First of all - total disclosure - I copied this recipe straight from weightwatchers.com. 

With that out of the way, I totally suggest you give this recipe a try. 

It's good - not El Fenix good; however, when you eat the enchilada you won't feel like you're making a sacrifice and there is a lot to be said for that when it comes to low cal Mexican food. 
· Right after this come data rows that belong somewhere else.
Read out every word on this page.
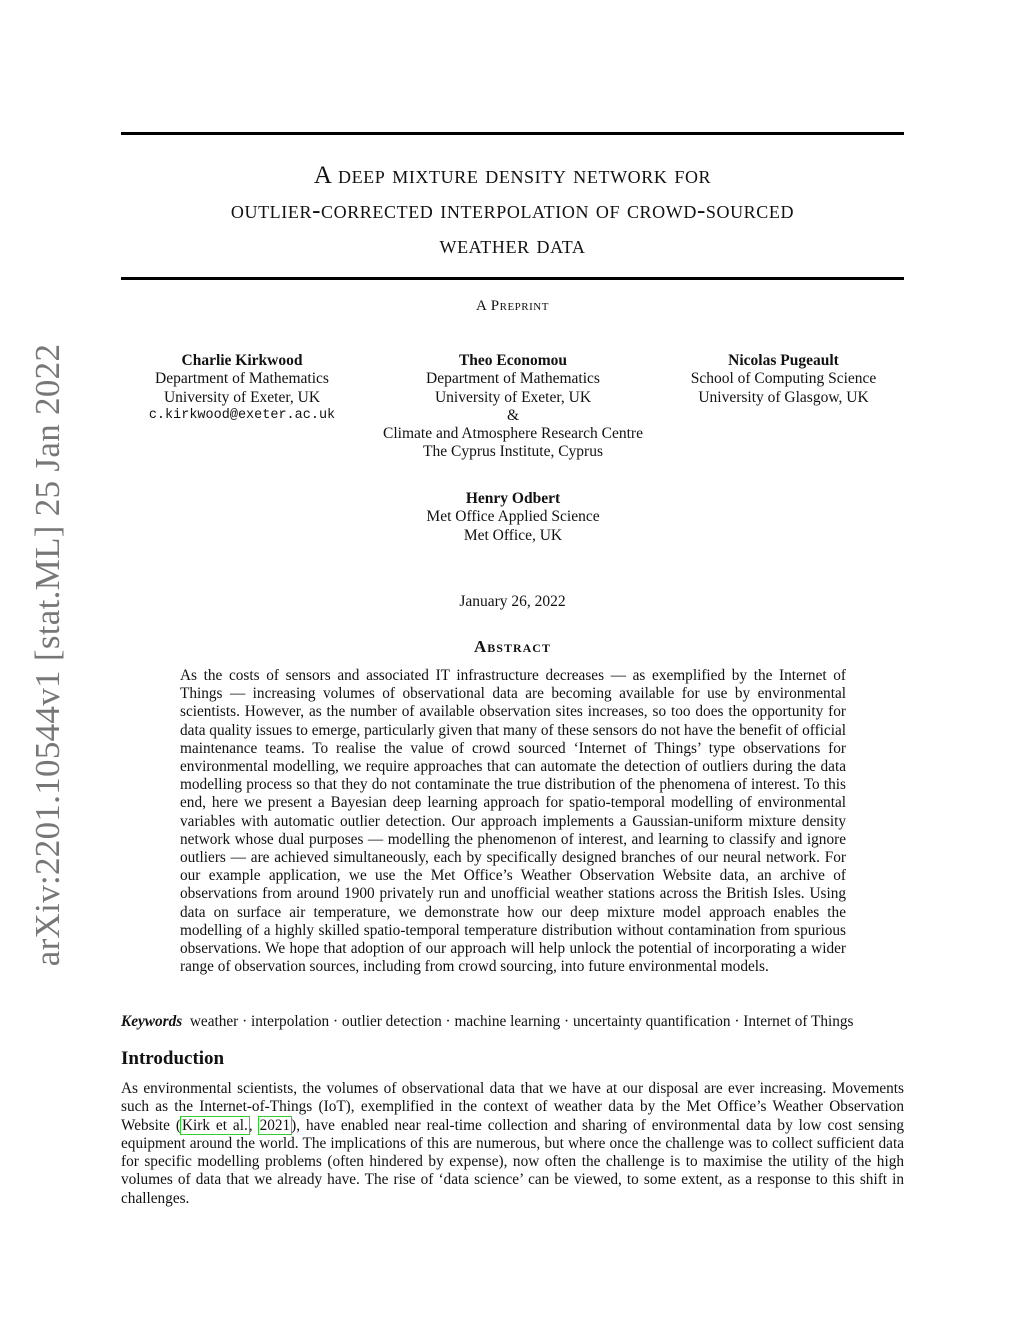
arXiv:2201.10544v1 [stat.ML] 25 Jan 2022
A deep mixture density network for
outlier-corrected interpolation of crowd-sourced
weather data
A Preprint
Charlie Kirkwood
Department of Mathematics
University of Exeter, UK
c.kirkwood@exeter.ac.uk
Theo Economou
Department of Mathematics
University of Exeter, UK
&
Climate and Atmosphere Research Centre
The Cyprus Institute, Cyprus
Nicolas Pugeault
School of Computing Science
University of Glasgow, UK
Henry Odbert
Met Office Applied Science
Met Office, UK
January 26, 2022
Abstract

As the costs of sensors and associated IT infrastructure decreases — as exemplified by the Internet of Things — increasing volumes of observational data are becoming available for use by environmental scientists. However, as the number of available observation sites increases, so too does the opportunity for data quality issues to emerge, particularly given that many of these sensors do not have the benefit of official maintenance teams. To realise the value of crowd sourced ‘Internet of Things’ type observations for environmental modelling, we require approaches that can automate the detection of outliers during the data modelling process so that they do not contaminate the true distribution of the phenomena of interest. To this end, here we present a Bayesian deep learning approach for spatio-temporal modelling of environmental variables with automatic outlier detection. Our approach implements a Gaussian-uniform mixture density network whose dual purposes — modelling the phenomenon of interest, and learning to classify and ignore outliers — are achieved simultaneously, each by specifically designed branches of our neural network. For our example application, we use the Met Office’s Weather Observation Website data, an archive of observations from around 1900 privately run and unofficial weather stations across the British Isles. Using data on surface air temperature, we demonstrate how our deep mixture model approach enables the modelling of a highly skilled spatio-temporal temperature distribution without contamination from spurious observations. We hope that adoption of our approach will help unlock the potential of incorporating a wider range of observation sources, including from crowd sourcing, into future environmental models.

Keywords weather · interpolation · outlier detection · machine learning · uncertainty quantification · Internet of Things
Introduction

As environmental scientists, the volumes of observational data that we have at our disposal are ever increasing. Movements such as the Internet-of-Things (IoT), exemplified in the context of weather data by the Met Office’s Weather Observation Website (Kirk et al., 2021), have enabled near real-time collection and sharing of environmental data by low cost sensing equipment around the world. The implications of this are numerous, but where once the challenge was to collect sufficient data for specific modelling problems (often hindered by expense), now often the challenge is to maximise the utility of the high volumes of data that we already have. The rise of ‘data science’ can be viewed, to some extent, as a response to this shift in challenges.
I ate mine with Herdez salsa and a few baked, fat free Tostitos and was a happy girl. I consider that a pretty big success for the folks at Weight Watchers considering I am an enchilada snob. 

Ole! 

Weight Watcher's Cheesy Chicken Enchilada

  • PointsPlus® value | 9
    Servings |  6
    Preparation Time |  15 min
    Cooking Time |  27 min
    Level of Difficulty |  Easy

     main meals |  These cheesy enchiladas are stuffed to the max with the tasty flavors of chicken, scallions and red pepper flakes. Serve with spicy or mild salsa.
    1 spray(s) cooking spray
  • 8 oz pasteurized process american cheese spread
  • 1/2 cup(s) fat-free sour cream
  • 1/4 cup(s) fat-free evaporated milk
  • 1/4 cup(s) uncooked scallion(s), green part only, minced
  • 1/4 tsp crushed red pepper flakes
  • 3 cup(s) cooked skinless, boneless chicken breast(s), chopped*
  • 6 medium whole wheat tortilla(s), 7-inches each
  • 1/4 cup(s) low-fat shredded Cheddar cheese, sharp variety
  • 6 medium olive(s), green, pitted, sliced
  • 1/4 cup(s) fat free salsa

    • Preheat oven to 350ºF. Coat a 9-inch glass baking dish with cooking spray.
    • In a microwave-safe bowl, combine cheese product and sour cream; cover and microwave on high power until cheese melts, about 1 1/2 to 2 minutes. Remove half of melted cheese to a small bowl and stir in evaporated milk; set aside. Add scallions, red pepper flakes and chicken to remaining cheese mixture; stir to coat.
    • Spoon about 2/3 cup of chicken mixture down center of each tortilla; fold in sides of tortilla to cover filling and place tortillas in a single layer in prepared dish; spoon remaining cheese sauce over top and then sprinkle with shredded cheddar cheese and olives.
    • Bake until cheese topping is bubbly, about 20 to 25 minutes. Serve with salsa. Yields 1 enchilada per serving.